Front-month gas futures for April delivery rose 7.7 cents, or 7.7%, to settle at $1.885 per million British thermal units (mmBtu). Prices dropped to as low as $1.51 in the previous session, its weakest level since June 2020, hurt by surplus supplies.
“Today prices are all about weather’s starting to get a little bit colder and production tallying off a bit,” said Phil Flynn, an analyst at Price Futures Group.
“But, unless forecasts project it to be cold through March, it is not going to be enough to offset all the heating degree days that we missed.”
LSEG estimated 260 heating degree days (HDDs) for the year as of Wednesday, compared with 259 HDDs on Tuesday.
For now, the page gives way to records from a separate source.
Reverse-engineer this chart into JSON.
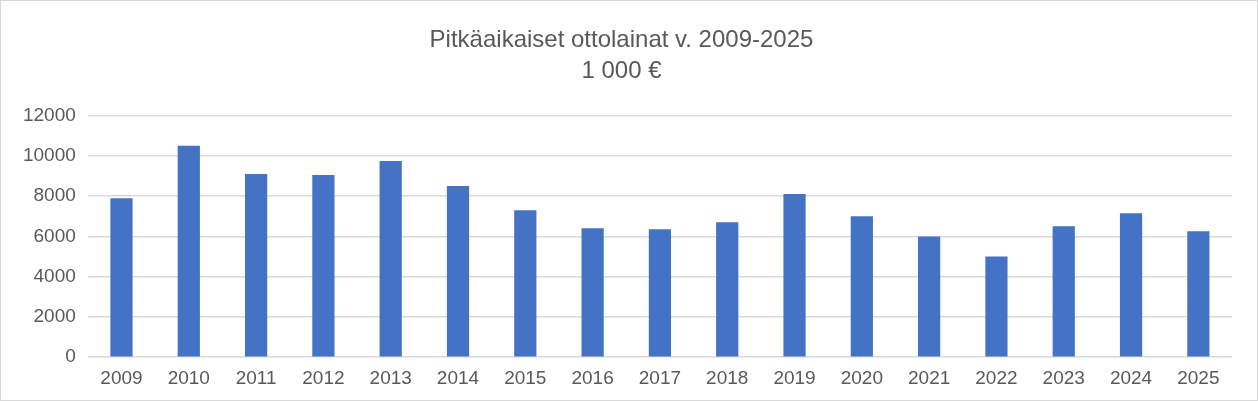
{
  "chart_data": {
    "type": "bar",
    "title": "Pitkäaikaiset ottolainat v. 2009-2025",
    "subtitle": "1 000 €",
    "categories": [
      "2009",
      "2010",
      "2011",
      "2012",
      "2013",
      "2014",
      "2015",
      "2016",
      "2017",
      "2018",
      "2019",
      "2020",
      "2021",
      "2022",
      "2023",
      "2024",
      "2025"
    ],
    "values": [
      7900,
      10500,
      9100,
      9050,
      9750,
      8500,
      7300,
      6400,
      6350,
      6700,
      8100,
      7000,
      6000,
      5000,
      6500,
      7150,
      6250
    ],
    "color": "#4472c4",
    "ylim": [
      0,
      12000
    ],
    "yticks": [
      0,
      2000,
      4000,
      6000,
      8000,
      10000,
      12000
    ],
    "grid": "y",
    "legend": false
  }
}
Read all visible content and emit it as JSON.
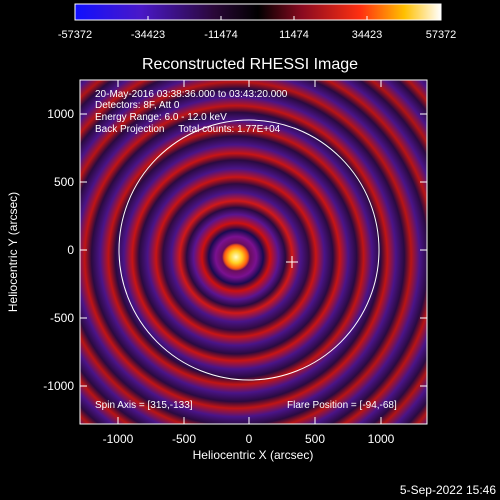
{
  "colorbar": {
    "ticks": [
      "-57372",
      "-34423",
      "-11474",
      "11474",
      "34423",
      "57372"
    ]
  },
  "plot": {
    "title": "Reconstructed RHESSI Image",
    "x_axis_label": "Heliocentric X (arcsec)",
    "y_axis_label": "Heliocentric Y (arcsec)",
    "x_ticks": [
      "-1000",
      "-500",
      "0",
      "500",
      "1000"
    ],
    "y_ticks": [
      "1000",
      "500",
      "0",
      "-500",
      "-1000"
    ],
    "info_lines": [
      "20-May-2016 03:38:36.000 to 03:43:20.000",
      "Detectors: 8F, Att 0",
      "Energy Range: 6.0 - 12.0 keV",
      "Back Projection     Total counts: 1.77E+04"
    ],
    "spin_axis": "Spin Axis = [315,-133]",
    "flare_position": "Flare Position = [-94,-68]"
  },
  "footer": {
    "date": "5-Sep-2022 15:46"
  },
  "colors": {
    "background": "#000000",
    "foreground": "#ffffff"
  }
}
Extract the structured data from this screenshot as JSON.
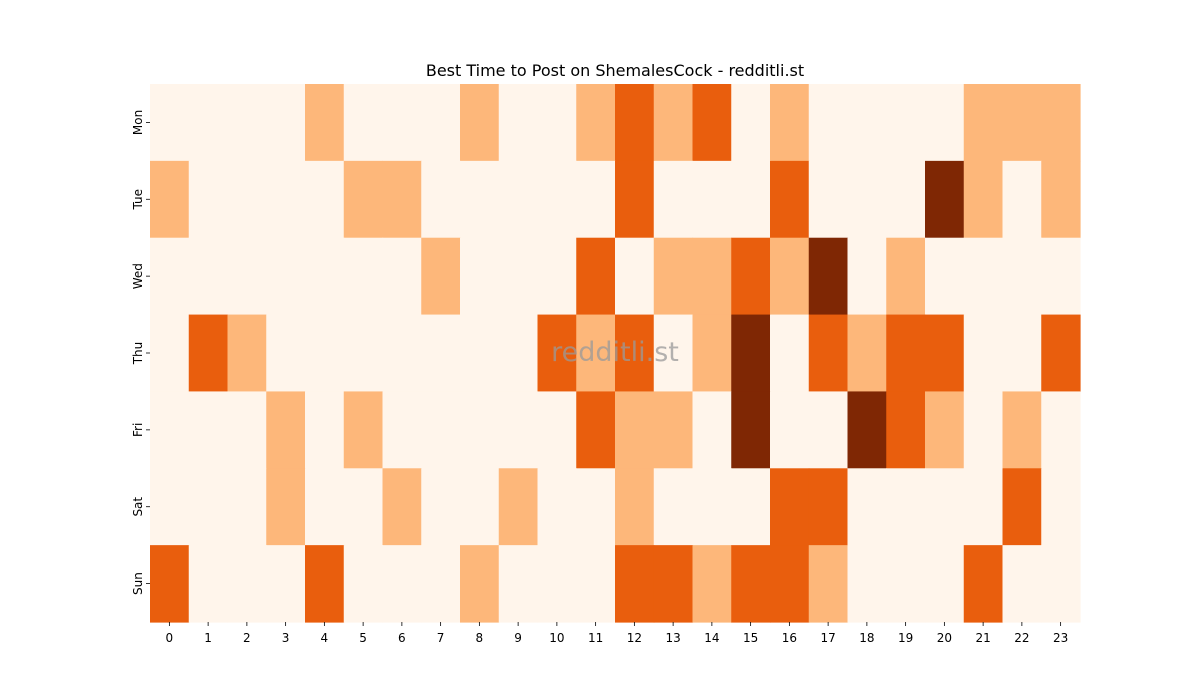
{
  "chart_data": {
    "type": "heatmap",
    "title": "Best Time to Post on ShemalesCock - redditli.st",
    "xlabel": "",
    "ylabel": "",
    "x_categories": [
      "0",
      "1",
      "2",
      "3",
      "4",
      "5",
      "6",
      "7",
      "8",
      "9",
      "10",
      "11",
      "12",
      "13",
      "14",
      "15",
      "16",
      "17",
      "18",
      "19",
      "20",
      "21",
      "22",
      "23"
    ],
    "y_categories": [
      "Mon",
      "Tue",
      "Wed",
      "Thu",
      "Fri",
      "Sat",
      "Sun"
    ],
    "colorscale": [
      "#fff5eb",
      "#fdb77a",
      "#e95e0d",
      "#7f2704"
    ],
    "colorbar": false,
    "values": [
      [
        0,
        0,
        0,
        0,
        1,
        0,
        0,
        0,
        1,
        0,
        0,
        1,
        2,
        1,
        2,
        0,
        1,
        0,
        0,
        0,
        0,
        1,
        1,
        1
      ],
      [
        1,
        0,
        0,
        0,
        0,
        1,
        1,
        0,
        0,
        0,
        0,
        0,
        2,
        0,
        0,
        0,
        2,
        0,
        0,
        0,
        3,
        1,
        0,
        1
      ],
      [
        0,
        0,
        0,
        0,
        0,
        0,
        0,
        1,
        0,
        0,
        0,
        2,
        0,
        1,
        1,
        2,
        1,
        3,
        0,
        1,
        0,
        0,
        0,
        0
      ],
      [
        0,
        2,
        1,
        0,
        0,
        0,
        0,
        0,
        0,
        0,
        2,
        1,
        2,
        0,
        1,
        3,
        0,
        2,
        1,
        2,
        2,
        0,
        0,
        2
      ],
      [
        0,
        0,
        0,
        1,
        0,
        1,
        0,
        0,
        0,
        0,
        0,
        2,
        1,
        1,
        0,
        3,
        0,
        0,
        3,
        2,
        1,
        0,
        1,
        0
      ],
      [
        0,
        0,
        0,
        1,
        0,
        0,
        1,
        0,
        0,
        1,
        0,
        0,
        1,
        0,
        0,
        0,
        2,
        2,
        0,
        0,
        0,
        0,
        2,
        0
      ],
      [
        2,
        0,
        0,
        0,
        2,
        0,
        0,
        0,
        1,
        0,
        0,
        0,
        2,
        2,
        1,
        2,
        2,
        1,
        0,
        0,
        0,
        2,
        0,
        0
      ]
    ]
  },
  "watermark": "redditli.st"
}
LSEG said gas output in the US Lower 48 states rose to an average of 105 billion cubic feet per day (bcfd) so far in February, up from 102.1 bcfd in January, but still short of the monthly record high of 106.3 bcfd in December.
On a daily basis, however, output so far this week was at 102.4 bcf compared to 104.3 bcf last week.
Last week, prices soared about 13% after Chesapeake Energy, soon to be the biggest US gas producer after its merger with Southwestern Energy, cut planned production for 2024 by roughly 30% after a recent plunge in prices.
Natural gas prices have plunged around 26% so far this year, hurt by a mild winter that has left stockpiles well above normal, while output remained near record levels despite an Arctic freeze in January that briefly cut output and sent gas demand to a record high.